安くて上質の公共住宅を
東京都は、都営住宅の管理を民間業者に委任する指定管理者制度を来年度から導入しようとしています。都はその手始めに北区と武蔵野、三鷹、西東京の三市にある都営住宅(約二万六千戸)の指定管理者の公募を七日から始めました。住民からは「家賃の取り立てが厳しくなるのでは」など、さまざまな不安や疑問が広がっています。同制度の問題について日本共産党の曽根肇都議に聞きました。
都営住宅への指定管理者制度度入の問題点
曽根肇都議に聞く
指定管理者制度は、地方公共団体が施設の管理を公共団体以外にも対象を広げて指定し行わせる制度です。都営住宅への導入では、指定管理者に対し、これまで都住宅供給公社が行っていた業務のうち、①施設・設備の保守や管理②家賃の徴収③駐車場の利用の三部門を委任することになります。
サービス向上保証はない
都は指定管理者制度の導入の目的として「住民サービスの向上」を掲げていますが、その保証は示されていません。むしろ都が住宅部門の公共サービスから大きく撤退することによる弊害が心配されます。営利企業が指定されて経費削減と企業利益優先が徹底された場合、都営住宅予算のさらなる削減と管理部門の人減らしによるサービス低下につながりかねません。

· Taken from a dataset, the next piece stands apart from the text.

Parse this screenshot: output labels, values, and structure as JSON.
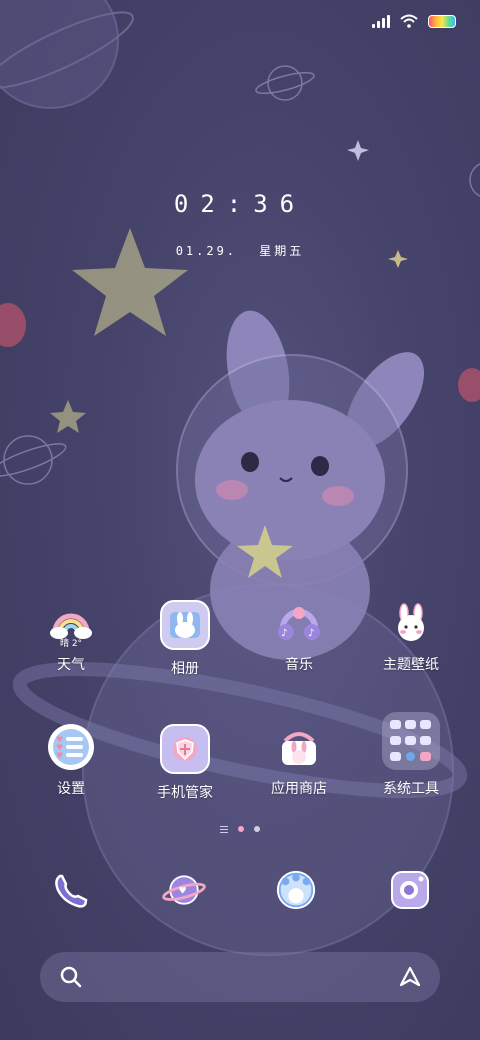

また、都営住宅などは、長期にわたって計画的に維持保全していかなければなりません。指定管理者は二年とか三年ごとに更新され、頻繁に指定業者がかわる可能性もあり、安定的に管理できるかどうかは疑問です。
長年、都がつちかってきた都営住宅の管理ノウハウを民間に明け渡していくときに、どういう問題が起きるのかなどを十分見きわめながら、住民本位の対応が必要で、導入を急ぐべきではありません。
地元業者から仕事を奪う
二〇〇四年度予算で都が住宅供給公社に出している委託料は、総額で約三百五十億円あります。そのうち指定管理者の業務とする三つの業務にかかわる部分は、およそ四分の一にあたる約九十億円です。
現在、この仕事のうち、設備の維持・点検などかなりの部分は公社から地元の中小零細業者に出ています。指定管理者になれば、この仕事が指定管理を任された企業の系列企業に回される可能性が強く、地元の中小零細業者から仕事を奪うことになります。
しかし、都は指定管理者制度を、さらに広げていく方向です。安易な制度の導入は、地域の中小企業つぶしにつながりかねません。
真の住民サービス向上を目指すには、安易な営利企業参入による経費削減よりも、都民要望が強い安くて質のよい公共住宅の大量建設こそ進めるべきです。